Le plus beau est pourtant à venir: le prélude de "Pénélope", l'unique opéra de Fauré, qu'on ne joue jamais (Crespin l'a chanté, et aussi Jessye Norman) Sept minutes et quelque, géniales, d'une puissance et d'une beauté exceptionnelles, douloureuses et tragiques mais avec une montée vers la lumière (quand Pénélope, prise au piège de ses prétendants, voit revenir Ulysse), montée que Fauré symbolise par une trompette au-dessus des cordes. La trompette est d'abord lointaine, puis se rapproche, l'orchestre s'emballe, s'apaise, où est Ulysse, se dit Pénélope? Ne l'ai-je pas rêvé? De nouveau la tragédie, la douleur. Mais, dans les vagues de cordes qui battent le palais, la trompette trouve son chemin, jusqu'au choeur des violons, au coeur de Pénélope.
Je thésaurisais une ancienne version du grand chef suisse Ernest Ansermet. La lecture de Jacques Mercier et de ses musiciens, par sa rigueur et sa précision poétique, la vaut largement.
Le CD Fauré sert donc d'introduction remarquable à l'oeuvre d'un musicien encore méconnu chez lui (je ne me lasserai pas de le répéter) On ira tout de même jeter une oreille au Mendelssohn, d'abord parce que Cassard est largement meilleure que la concurrence... qui n'existe pas, et aussi pour les quatre minutes de la petite soeur Fanny.

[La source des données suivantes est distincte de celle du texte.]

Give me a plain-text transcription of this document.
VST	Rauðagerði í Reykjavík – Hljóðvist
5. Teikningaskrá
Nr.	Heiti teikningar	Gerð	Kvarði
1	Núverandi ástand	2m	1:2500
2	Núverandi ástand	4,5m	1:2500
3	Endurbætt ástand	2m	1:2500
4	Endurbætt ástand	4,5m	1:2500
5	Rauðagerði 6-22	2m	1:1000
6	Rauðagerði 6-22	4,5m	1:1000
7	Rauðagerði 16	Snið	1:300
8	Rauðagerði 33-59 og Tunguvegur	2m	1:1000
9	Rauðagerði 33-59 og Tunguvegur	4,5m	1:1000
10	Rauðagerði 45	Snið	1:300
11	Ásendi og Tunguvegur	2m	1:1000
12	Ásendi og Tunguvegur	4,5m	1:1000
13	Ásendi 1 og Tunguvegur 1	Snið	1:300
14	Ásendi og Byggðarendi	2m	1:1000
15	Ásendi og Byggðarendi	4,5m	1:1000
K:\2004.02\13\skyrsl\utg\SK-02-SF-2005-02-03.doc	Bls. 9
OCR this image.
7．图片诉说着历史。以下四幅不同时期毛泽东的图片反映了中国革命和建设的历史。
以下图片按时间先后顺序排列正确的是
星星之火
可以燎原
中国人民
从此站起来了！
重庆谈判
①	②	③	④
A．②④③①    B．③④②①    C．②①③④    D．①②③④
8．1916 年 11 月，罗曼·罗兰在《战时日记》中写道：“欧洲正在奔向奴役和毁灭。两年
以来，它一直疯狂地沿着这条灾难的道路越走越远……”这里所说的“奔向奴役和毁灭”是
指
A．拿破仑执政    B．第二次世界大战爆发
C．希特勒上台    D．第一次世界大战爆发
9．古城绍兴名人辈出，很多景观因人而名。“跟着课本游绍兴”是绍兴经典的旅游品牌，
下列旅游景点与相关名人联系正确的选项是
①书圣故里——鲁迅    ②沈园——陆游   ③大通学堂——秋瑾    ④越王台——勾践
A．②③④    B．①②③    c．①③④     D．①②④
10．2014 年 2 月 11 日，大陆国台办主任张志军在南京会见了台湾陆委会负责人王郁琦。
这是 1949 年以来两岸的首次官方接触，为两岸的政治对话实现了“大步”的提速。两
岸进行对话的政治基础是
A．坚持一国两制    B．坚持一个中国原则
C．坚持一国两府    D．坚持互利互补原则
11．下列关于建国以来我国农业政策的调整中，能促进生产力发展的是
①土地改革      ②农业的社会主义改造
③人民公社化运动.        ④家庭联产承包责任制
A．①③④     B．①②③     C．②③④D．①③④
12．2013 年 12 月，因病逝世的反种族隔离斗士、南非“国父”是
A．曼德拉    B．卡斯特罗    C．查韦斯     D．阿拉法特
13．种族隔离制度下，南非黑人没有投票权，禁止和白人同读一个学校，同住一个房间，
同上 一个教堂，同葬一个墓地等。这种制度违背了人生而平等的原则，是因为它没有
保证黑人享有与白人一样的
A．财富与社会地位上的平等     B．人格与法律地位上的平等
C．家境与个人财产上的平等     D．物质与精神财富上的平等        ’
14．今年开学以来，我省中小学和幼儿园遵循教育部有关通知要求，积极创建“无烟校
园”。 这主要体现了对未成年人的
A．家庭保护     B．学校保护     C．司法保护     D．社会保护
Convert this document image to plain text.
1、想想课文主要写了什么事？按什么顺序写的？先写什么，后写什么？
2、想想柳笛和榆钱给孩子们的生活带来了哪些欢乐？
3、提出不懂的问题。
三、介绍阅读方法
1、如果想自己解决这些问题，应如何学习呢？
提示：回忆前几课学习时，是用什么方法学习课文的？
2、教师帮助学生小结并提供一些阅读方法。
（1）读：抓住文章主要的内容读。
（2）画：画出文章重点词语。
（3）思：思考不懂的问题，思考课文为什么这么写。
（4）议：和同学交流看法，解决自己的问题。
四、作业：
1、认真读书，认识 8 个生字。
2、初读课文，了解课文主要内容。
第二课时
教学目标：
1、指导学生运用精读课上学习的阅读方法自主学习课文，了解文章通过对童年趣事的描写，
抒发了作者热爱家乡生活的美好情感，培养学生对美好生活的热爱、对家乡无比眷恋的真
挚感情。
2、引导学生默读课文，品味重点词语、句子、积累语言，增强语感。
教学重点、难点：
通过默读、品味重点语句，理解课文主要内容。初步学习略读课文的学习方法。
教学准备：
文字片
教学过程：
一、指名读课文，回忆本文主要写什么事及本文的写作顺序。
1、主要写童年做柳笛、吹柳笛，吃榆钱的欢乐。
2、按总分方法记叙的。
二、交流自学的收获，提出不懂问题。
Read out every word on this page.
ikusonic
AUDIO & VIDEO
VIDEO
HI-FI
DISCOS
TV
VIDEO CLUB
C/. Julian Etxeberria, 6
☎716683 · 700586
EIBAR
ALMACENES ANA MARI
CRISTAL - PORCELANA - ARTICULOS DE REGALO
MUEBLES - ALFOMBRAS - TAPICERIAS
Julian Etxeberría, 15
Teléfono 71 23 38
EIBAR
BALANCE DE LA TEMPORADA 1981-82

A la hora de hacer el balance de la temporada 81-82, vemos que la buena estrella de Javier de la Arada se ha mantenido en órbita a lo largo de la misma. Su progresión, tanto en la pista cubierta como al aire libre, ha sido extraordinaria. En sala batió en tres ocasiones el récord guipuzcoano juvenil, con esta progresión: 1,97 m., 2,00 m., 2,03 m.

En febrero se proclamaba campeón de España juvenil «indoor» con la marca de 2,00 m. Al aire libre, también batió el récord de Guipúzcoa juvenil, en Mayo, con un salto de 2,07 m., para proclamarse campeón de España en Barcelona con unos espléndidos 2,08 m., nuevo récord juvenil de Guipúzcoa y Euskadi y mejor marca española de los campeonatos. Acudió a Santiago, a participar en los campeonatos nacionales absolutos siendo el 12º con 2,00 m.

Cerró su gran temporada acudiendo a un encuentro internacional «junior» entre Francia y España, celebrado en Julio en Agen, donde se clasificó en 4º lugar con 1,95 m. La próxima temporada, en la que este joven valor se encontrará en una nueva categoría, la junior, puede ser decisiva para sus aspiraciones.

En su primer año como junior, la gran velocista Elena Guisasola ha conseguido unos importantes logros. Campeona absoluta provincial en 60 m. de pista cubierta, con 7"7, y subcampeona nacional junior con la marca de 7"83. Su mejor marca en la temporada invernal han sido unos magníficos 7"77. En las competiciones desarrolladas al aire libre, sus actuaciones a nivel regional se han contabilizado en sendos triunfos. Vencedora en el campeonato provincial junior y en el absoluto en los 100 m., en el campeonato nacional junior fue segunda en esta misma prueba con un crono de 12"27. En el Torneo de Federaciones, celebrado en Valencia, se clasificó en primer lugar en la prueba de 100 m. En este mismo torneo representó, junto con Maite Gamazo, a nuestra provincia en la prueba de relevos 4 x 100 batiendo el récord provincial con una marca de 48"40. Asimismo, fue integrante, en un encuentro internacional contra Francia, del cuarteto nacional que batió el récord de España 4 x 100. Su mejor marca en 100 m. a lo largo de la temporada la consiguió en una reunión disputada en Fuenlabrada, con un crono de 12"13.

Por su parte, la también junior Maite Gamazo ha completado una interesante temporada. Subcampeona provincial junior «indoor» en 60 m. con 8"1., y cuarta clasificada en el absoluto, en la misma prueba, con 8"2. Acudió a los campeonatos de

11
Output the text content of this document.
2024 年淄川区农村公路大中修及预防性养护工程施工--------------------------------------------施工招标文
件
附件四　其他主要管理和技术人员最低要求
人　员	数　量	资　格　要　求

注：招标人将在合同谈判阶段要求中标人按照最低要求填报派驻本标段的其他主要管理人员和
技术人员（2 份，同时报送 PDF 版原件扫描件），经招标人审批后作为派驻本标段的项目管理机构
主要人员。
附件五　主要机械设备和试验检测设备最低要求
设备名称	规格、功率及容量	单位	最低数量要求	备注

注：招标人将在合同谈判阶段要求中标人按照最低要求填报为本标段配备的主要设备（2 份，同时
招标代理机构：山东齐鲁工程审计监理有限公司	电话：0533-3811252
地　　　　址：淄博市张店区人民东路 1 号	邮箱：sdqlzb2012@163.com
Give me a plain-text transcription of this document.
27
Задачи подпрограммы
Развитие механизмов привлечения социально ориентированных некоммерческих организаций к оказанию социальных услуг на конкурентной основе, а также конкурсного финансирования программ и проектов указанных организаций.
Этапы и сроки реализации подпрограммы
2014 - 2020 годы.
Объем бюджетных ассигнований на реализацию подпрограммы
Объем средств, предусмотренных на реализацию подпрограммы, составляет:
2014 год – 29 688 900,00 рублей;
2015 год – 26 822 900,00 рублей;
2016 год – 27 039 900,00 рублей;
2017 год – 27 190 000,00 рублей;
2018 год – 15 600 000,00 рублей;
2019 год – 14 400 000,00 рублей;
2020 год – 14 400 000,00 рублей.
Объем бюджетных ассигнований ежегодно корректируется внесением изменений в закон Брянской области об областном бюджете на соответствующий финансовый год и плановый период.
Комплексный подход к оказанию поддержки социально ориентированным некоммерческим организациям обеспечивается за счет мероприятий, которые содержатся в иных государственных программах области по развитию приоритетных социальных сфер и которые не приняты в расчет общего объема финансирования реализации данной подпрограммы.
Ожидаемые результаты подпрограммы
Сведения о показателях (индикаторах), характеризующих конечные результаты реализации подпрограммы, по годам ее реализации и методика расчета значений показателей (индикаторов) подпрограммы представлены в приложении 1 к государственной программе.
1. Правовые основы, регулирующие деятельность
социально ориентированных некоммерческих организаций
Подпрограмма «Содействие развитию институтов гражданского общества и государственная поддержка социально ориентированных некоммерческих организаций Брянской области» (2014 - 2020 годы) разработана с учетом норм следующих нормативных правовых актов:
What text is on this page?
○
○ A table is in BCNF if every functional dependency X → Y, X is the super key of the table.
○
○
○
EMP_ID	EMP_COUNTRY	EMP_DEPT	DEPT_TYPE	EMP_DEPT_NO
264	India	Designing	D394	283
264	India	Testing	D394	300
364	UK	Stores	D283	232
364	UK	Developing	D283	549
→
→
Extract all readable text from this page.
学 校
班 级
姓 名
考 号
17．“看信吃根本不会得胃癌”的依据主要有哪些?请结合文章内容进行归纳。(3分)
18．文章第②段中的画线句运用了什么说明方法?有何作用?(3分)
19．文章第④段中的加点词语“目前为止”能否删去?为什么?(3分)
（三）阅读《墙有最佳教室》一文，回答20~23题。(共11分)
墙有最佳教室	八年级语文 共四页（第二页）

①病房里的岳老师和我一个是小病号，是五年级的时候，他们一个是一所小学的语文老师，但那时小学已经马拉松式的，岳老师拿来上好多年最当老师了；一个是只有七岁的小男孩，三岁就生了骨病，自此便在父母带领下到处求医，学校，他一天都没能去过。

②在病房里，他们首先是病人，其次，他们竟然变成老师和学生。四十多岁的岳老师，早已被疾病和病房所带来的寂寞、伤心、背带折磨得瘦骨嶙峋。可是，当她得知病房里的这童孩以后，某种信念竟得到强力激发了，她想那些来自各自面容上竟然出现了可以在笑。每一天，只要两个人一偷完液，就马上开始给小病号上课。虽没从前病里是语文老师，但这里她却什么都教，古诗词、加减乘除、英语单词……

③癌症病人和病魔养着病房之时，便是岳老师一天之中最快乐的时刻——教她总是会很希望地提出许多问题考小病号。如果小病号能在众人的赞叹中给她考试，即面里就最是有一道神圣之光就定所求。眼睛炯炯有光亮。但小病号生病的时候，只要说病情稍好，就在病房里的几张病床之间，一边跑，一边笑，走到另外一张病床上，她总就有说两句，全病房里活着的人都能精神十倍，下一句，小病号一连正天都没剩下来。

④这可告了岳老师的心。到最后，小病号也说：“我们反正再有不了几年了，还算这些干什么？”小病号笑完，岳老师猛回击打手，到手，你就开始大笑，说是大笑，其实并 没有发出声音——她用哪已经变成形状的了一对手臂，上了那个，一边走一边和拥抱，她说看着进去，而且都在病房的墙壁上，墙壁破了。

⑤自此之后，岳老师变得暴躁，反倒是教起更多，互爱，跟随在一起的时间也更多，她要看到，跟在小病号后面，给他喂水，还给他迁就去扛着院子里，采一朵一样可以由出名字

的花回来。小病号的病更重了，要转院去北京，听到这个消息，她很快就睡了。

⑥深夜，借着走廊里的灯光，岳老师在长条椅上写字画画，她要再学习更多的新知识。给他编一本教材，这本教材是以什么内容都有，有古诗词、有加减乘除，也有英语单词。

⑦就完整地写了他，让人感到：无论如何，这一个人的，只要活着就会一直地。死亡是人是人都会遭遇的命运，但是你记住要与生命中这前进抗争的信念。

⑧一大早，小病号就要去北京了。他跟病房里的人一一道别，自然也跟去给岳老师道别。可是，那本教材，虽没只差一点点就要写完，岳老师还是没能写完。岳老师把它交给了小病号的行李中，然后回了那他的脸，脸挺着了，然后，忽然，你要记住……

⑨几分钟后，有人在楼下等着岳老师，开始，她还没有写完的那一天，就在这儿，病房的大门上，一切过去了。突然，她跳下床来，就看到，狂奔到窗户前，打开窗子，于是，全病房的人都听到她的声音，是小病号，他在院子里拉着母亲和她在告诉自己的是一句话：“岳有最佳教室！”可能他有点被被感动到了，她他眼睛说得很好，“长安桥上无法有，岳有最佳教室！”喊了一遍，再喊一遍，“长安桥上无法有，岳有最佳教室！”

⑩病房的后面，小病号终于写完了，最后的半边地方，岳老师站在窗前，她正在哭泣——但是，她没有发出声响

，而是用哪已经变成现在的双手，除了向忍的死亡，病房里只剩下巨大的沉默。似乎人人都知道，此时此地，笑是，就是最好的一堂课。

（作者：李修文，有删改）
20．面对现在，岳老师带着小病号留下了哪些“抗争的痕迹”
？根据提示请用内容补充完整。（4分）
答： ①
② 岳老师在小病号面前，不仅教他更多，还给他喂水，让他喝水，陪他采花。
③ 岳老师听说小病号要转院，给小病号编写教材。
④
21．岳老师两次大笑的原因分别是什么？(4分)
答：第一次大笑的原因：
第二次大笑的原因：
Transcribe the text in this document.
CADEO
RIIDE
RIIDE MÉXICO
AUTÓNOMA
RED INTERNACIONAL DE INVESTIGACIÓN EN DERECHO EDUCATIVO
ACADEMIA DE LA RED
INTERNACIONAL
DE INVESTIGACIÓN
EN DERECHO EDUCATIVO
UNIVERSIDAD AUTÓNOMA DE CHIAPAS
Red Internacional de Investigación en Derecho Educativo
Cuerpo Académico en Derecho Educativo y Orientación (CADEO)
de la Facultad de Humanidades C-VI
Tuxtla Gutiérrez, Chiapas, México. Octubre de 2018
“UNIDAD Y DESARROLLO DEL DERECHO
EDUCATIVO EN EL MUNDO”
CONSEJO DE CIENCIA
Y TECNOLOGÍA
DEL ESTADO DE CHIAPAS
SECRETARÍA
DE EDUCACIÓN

MENDELSSOHN: Romances sans paroles et "Nachtlied" (avec Natalie Dessay); Fanny MENDELSSOHN: Lied opus 6 n°2 Philippe Cassard, piano 1 CD Sony Classical
FAURE: Ballade pour piano et orch. opus 19, Fantaisie pour piano et orch. opus 111, Nocturnes pour piano n° 2, 4 et 11, "Pelléas et Mélisande" pour orchestre, prélude de "Pénélope" pour orchestre. Philippe Cassard, piano, orchestre national de Lorraine, direction Jacques Mercier 1 CD La Dolce Volta
Philippe Cassard sera en récital à Paris (salle Gaveau) le 1er décembre, à Lyon le 6 décembre.